Drittel der Bevölkerung hält aktive Info-Suche für unnötig
Besonders stark ist das Phänomen bei Personen, die Nachrichten (phasenweise) gezielt vermeiden, ausgeprägt. In Summe geben 75 Prozent der rund 1.000 im September Befragten - die Studie ist repräsentativ für die webaktive Bevölkerung ab 16 Jahren - an, dass sie regelmäßig oder gelegentlich Nachrichten aktiv meiden. Frauen finden sich etwas häufiger als Männer und jüngere Personen häufiger als ältere Befragte darunter. Auch Bildungsgrad und finanzielle Lage spielen eine Rolle: Leute mit den höchsten Bildungsabschlüssen tendieren eher zu Nachrichtenvermeidung, ebenso Personen, die finanzielle Schwierigkeiten haben.
Viele Nachrichtenvermeider führen ein verspürtes Unbehagen (53 Prozent) als Grund an. Gallup-Leiterin Andrea Fronaschütz erklärte das mit einer "Aneinanderreihung von Krisen": "Irgendwann sagt man: 'Jetzt drehe ich mal ab'". In geringerem Ausmaß folgt Desinteresse an der Nachrichtenlage und Misstrauen. Speziell Personen, die mit den Grünen sympathisieren, machen Unbehagen für die Nachrichtenvermeidung verantwortlich. Das Misstrauen ist dagegen bei FPÖ-Sympathisanten am stärksten ausgeprägt. Und bei jüngeren, nachrichtenmeidenden Personen ist Desinteresse (33 Prozent) weit verbreitet. Medienhäuser müssten sich also die Frage stellen: "Mit welchen Themen bin ich relevant und von Interesse für die Jungen?", so Fronaschütz.
Fake News speziell bei Gratiszeitungen und Alternativmedien vermutet
Danach gefragt, welche Medien Fake News bzw. Falschinfos verbreiten, rangieren Gratiszeitungen und deren Online-Portale (37 Prozent) ganz oben. Im rechten oder rechtspopulistischen Bereich angesiedelte "Alternativmedien" wie unzensuriert.at, "Info-Direkt" oder exxpress.at folgen mit 35 Prozent. Den Kanälen oe24.tv und krone.tv attestieren 28 Prozent, dass sie Falschinfos verbreiten, während das 20 Prozent mit Blick auf ORF-Fernsehprogramme tun.
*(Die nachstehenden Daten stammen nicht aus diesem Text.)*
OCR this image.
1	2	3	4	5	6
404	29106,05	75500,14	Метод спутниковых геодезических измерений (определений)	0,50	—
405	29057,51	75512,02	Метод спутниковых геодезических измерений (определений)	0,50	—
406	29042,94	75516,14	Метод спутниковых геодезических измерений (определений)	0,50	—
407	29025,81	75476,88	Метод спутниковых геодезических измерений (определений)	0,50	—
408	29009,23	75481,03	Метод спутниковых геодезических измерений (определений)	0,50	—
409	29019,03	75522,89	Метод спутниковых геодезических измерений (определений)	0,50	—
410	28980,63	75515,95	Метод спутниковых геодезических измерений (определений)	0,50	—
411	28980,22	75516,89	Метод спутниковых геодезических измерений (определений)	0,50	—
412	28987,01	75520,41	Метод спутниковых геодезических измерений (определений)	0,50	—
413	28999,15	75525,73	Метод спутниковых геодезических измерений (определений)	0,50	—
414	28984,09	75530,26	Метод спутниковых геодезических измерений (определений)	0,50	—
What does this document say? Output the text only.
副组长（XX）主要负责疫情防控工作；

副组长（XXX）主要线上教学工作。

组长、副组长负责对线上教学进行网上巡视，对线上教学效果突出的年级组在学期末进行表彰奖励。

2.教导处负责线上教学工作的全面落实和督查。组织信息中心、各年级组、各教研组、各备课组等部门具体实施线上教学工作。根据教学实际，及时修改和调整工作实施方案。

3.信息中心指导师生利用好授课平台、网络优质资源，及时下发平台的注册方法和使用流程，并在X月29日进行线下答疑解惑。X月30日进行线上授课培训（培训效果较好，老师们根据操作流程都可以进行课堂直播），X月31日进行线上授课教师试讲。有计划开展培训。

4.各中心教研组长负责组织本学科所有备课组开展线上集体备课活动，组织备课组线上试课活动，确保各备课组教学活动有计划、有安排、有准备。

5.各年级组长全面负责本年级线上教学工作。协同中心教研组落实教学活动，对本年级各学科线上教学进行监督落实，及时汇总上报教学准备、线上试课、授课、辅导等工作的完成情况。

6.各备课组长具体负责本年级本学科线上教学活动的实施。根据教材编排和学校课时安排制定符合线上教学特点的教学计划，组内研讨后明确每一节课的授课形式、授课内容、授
Diese Einschätzungen variieren aber stark nach Parteisympathie. So vermuten 44 Prozent der FPÖ-Sympathisanten Fake News beim ORF und verspüren im Gegenzug deutlich weniger Misstrauen gegenüber Gratiszeitungen und Alternativmedien. NEOS- und Grünen-Sympathisanten sind dagegen besonders kritisch gegenüber Gratiszeitungen und Alternativmedien eingestellt. "Wir sehen hier eine Verfestigung. Es entwickelt sich immer mehr auseinander", sagte Medienhaus-Wien-Geschäftsführer Andy Kaltenbrunner. "Es wird immer schwieriger, eine gemeinsame Basis des faktenorientierten Diskutierens zu finden, wenn der ORF von fast der Hälfte der Wählerschaft der stimmenstärksten Partei als faktenfern angesehen wird", mahnte Kaltenbrunner eine medienpolitische und gesellschaftspolitische Debatte darüber ein.
Medien relevant für Demokratie
Dass unabhängige Medien wichtig für die Demokratie in Österreich sind, sehen fast alle der Befragten so (95 Prozent). Den Beitrag, den sie aber tatsächlich zur Demokratie leisten, stufen jedoch nur zwei Drittel als sehr oder eher groß ein. Das Bild von Journalistinnen und Journalisten ist dennoch selbst bei regelmäßigen Nachrichtenvermeidern "überwiegend positiv", legte Fronaschütz dar. Es liege also nicht am journalistischen Personal, sondern etwa an der Eigenverfasstheit und der generellen Lage, die zur Nachrichtenvermeidung führt.
Kaltenbrunner sieht diesbezüglich einen "Kipppunkt" erreicht. "Das Risiko ist, dass immer mehr verloren gehen. Wenn Journalismus aber darauf reagiert, gibt es noch eine Chance, weiterhin einen Nachrichtenkonsum bei großen Teilen der Bevölkerung sicherzustellen." Als möglichen Ausweg sieht der Medienexperte etwa, dem Journalismus ein Gesicht zu verleihen und aufzuzeigen, wie Nachrichten gemacht werden.